Com Putin, Rússia vive e defende legado da era soviética
Vinte anos após o fim da União das Repúblicas Socialistas Soviéticas (URSS), a Rússia defende com unhas e dentes o legado soviético com o objetivo de manter a todo custo sua imagem de potência mundial diante do impulso do Ocidente e da China. "O que é a União Soviética? É a Rússia, com a diferença de que antes se chamava de outra maneira", afirmou Vladimir Putin, o líder que tenta devolver aos russos o orgulho perdido após o traumático fim do Estado totalitário comunista.
A Federação da Rússia - como é conhecido agora o antigo império czarista e soviético - não teve uma vida fácil durante estes 20 anos, nos quais precisou se livrar de guerras (Chechênia, 1994-96) e de uma crise econômica (1998) para evitar sua própria desintegração. O primeiro presidente da história da Rússia eleito democraticamente, Boris Yeltsin, conseguiu salvar o país, embora à custa do empobrecimento da população, do advento de uma nova aristocracia de milionários e da rendição estratégica diante do Ocidente.
Para isso, não titubeou em bombardear o Parlamento, que queria limitar seus poderes, e em ordenar a invasão da separatista Chechênia, utilizando uma violência que se propagou por toda a região do Cáucaso e que marcou a sangue e fogo a política russa durante os últimos 20 anos. No final dos anos 1990, a Rússia era um país em plena crise de identidade, já que carecia de meios econômicos para superar seu atraso e de peso político para manter sua influência no mundo.
Assim, Yeltsin cedeu o poder a um desconhecido funcionário público procedente dos serviços secretos, Vladimir Putin, no que muitos interpretaram como um retorno da temida KGB e dos órfãos do antigo regime comunista ao Kremlin. Putin, que prometeu mão firme desde o primeiro dia, reverteu muitas das medidas adotadas durante a década anterior e conseguiu pôr ordem no país, ignorando as crescentes críticas do Ocidente às suas tendências autoritárias.
Os analistas apontam que os preços do petróleo, que atingiram picos históricos durante quase toda a década anterior, facilitaram o trabalho de Putin, que conseguiu fazer o que o seu antecessor não pôde: pagar em dia salários e aposentadorias. No entanto, a recente crise financeira demonstrou que nem tudo o que reluzia era ouro e, como reconheceu seu sucessor no Kremlin, Dmitri Medvedev, a economia russa é "primitiva" e sofre uma "humilhante" dependência do petróleo e do gás, assim como a URSS.
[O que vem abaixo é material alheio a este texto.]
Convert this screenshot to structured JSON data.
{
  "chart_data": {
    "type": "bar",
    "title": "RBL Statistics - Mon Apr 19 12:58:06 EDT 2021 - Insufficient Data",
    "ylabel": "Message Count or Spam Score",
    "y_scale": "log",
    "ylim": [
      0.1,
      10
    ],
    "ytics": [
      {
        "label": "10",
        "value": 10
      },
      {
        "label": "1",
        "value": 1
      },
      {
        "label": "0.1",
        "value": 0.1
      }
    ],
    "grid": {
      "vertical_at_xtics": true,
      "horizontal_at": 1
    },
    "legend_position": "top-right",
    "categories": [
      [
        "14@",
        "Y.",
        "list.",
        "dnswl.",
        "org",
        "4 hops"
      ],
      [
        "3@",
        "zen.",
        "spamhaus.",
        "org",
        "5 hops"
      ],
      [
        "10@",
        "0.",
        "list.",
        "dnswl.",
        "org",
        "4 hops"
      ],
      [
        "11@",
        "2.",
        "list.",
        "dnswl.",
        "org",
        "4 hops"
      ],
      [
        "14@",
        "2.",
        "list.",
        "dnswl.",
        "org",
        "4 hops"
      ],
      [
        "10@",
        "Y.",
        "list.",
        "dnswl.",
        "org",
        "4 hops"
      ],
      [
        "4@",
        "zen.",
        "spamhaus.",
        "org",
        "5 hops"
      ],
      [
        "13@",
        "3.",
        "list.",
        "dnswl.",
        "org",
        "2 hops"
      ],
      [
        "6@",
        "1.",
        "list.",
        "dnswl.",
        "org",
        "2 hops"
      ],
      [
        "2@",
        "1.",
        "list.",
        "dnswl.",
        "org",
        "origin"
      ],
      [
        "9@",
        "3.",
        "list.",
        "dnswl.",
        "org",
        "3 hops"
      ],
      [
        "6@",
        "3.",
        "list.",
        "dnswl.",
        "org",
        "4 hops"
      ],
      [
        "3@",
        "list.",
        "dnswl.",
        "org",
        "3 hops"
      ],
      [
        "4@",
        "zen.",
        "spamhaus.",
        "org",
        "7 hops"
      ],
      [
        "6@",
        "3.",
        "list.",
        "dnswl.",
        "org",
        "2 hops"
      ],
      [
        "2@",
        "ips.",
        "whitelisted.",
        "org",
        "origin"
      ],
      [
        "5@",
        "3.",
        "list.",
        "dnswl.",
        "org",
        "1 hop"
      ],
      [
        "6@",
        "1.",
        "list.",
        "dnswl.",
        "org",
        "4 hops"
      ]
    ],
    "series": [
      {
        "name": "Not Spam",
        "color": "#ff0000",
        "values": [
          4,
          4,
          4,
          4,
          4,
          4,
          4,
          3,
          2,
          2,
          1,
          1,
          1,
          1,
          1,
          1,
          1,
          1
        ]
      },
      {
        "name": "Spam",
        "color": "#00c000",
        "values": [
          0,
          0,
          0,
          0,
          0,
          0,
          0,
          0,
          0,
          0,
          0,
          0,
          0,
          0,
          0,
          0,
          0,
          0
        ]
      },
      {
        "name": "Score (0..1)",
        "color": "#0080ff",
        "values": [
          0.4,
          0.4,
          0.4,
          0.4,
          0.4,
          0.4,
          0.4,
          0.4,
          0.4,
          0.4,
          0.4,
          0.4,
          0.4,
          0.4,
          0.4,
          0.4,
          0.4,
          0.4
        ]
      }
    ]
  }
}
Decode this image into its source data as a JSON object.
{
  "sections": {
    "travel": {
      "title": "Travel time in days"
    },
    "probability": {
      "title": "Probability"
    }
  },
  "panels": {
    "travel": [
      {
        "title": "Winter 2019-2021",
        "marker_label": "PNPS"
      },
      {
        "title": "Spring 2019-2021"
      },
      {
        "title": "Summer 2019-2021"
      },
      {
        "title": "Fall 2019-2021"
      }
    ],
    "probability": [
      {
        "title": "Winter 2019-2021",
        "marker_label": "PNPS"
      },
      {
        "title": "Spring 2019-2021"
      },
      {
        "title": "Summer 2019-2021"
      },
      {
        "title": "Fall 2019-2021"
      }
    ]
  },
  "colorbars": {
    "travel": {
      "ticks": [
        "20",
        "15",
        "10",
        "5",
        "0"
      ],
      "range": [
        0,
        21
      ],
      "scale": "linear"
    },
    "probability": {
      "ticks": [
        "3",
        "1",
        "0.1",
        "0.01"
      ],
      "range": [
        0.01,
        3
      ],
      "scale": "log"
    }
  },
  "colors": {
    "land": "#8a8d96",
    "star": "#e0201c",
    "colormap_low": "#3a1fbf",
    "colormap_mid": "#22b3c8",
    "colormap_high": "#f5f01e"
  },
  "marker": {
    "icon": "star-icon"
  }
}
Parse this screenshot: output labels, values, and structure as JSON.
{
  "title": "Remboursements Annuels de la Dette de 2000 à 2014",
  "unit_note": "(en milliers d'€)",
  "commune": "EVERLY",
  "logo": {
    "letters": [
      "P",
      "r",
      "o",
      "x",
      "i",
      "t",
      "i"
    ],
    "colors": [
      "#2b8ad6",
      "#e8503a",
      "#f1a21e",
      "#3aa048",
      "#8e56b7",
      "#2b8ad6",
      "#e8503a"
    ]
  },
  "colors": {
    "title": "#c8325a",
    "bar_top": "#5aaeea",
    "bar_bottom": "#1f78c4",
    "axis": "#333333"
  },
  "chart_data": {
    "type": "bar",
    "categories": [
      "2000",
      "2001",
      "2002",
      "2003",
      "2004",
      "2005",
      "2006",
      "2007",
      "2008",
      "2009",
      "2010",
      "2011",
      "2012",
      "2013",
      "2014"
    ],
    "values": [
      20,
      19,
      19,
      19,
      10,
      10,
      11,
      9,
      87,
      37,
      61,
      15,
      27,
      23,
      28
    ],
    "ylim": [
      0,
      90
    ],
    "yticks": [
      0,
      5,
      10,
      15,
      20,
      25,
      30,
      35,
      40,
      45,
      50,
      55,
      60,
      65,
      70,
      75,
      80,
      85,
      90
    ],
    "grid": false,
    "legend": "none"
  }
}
No plano político, Putin aproveitou a desculpa terrorista para implantar uma verticalização do poder na qual todas as decisões dependem de Moscou, a despeito do federalismo. O retrocesso nas liberdades democráticas foi denunciado pelo último dirigente soviético, Mikhail Gorbachev, que acusou o presidente de se transformar em "um novo czar", comparando o partido do Kremlin com o Partido Comunista da União Soviética (PCUS) por seu monopólio do poder.
No plano internacional, a Rússia conseguiu recuperar posições, graças a uma política receosa do Ocidente na qual Moscou tentou se fazer respeitar em seu quintal e recuperou os laços com os velhos parceiros da URSS, incluindo a América Latina. A Rússia estabeleceu relações puramente pragmáticas com quase todos os regimes hostilizados pelos Estados Unidos, do Irã à Síria e Mianmar, e se opôs, embora sem muita sorte, à ingerência ocidental nos assuntos de outros países, como Iraque e Líbia.
Nesse afã de enfrentar o avanço ocidental rumo às suas fronteiras e, em particular, à expansão da Otan, a Rússia chegou a lançar uma intervenção militar na Geórgia pelo controle da separatista Ossétia do Sul (8 a 12 agosto de 2008). Além disso, lançou diferentes processos de integração com repúblicas como o Cazaquistão e Belarus, com os quais tenta recriar no plano econômico e de segurança o antigo sistema soviético.
Putin, um reconhecido nostálgico da URSS, afirma que sua iniciativa de criar uma União Eurasiática não é uma reencarnação do colosso soviético, mas o Ocidente segue sem confiar no primeiro- ministro russo, que pode se perpetuar no poder até 2024.